An example, a rookie state policeman starts at $75k here and goes up 5% a year to $95k. This does not include bonuses, incentives, or overtime.

A rookie US Army policeman starts at $18k.
Please show sources.
 
you guys are looking at base salaries, now dig deeper go and look for how the base salaries get inflated.
I understand that they get bonuses and benefits. Would you do the job for $75k? What about $95k/year? $150k/year? $250k/year?

If the state police thought they could get away by paying a newbie $45k/year, don't you think they would? Why put up more money than they need to, in order to get someone hired?
It's supply and demand. If they are being overwhelmed by qualified candidates, I bet they'd lower the salary. If they were being underwhelmed they'd have to raise the starting salary. $95k must have met their equilibrium point.

Now if you have evidence that the above paragraph is not the case, and the CA state police are overpaid because the hippies in CA (no offence to half the people in this thread) decided they need to pay their officers much more than a living salary, please post, and I may chance my mind.
 
the idea that government employees receiving bonuses is ludicrous. while you might not consider that line of work, many others would.
Why is it ludicrous? (again, I'm basing this of my knowledge of federal government, not local government)

For someone in the higher GS ranks, their yearly bonus might be in the $1k-$3k category. How is that ludicrous?

Why wouldn't you want to thank your best service employees with a small token of appreciation?

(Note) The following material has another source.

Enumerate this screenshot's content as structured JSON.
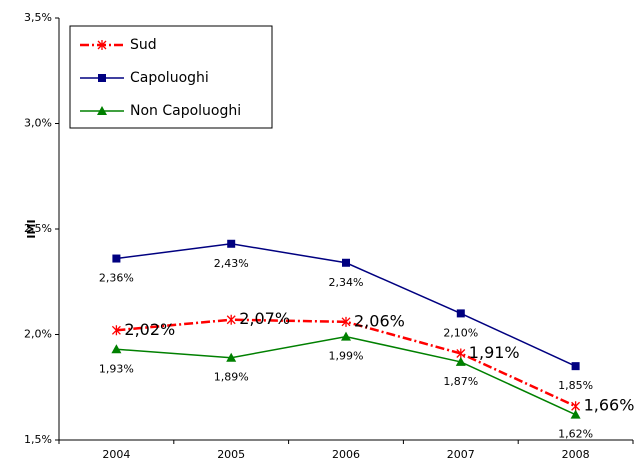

What is ludicrous, is that after a year of service (end of probation period), it's nearly impossible to fire federal employees. And many managers prefer to just keep the ones who do nothing on board, because it's easier than going through TONS of red tape to TRY to fire them. You might fail, even after going through the red tape.

That's ludicrous. The bonuses? I don't see it as ludicrous. [unless state employees get 10x+ that?]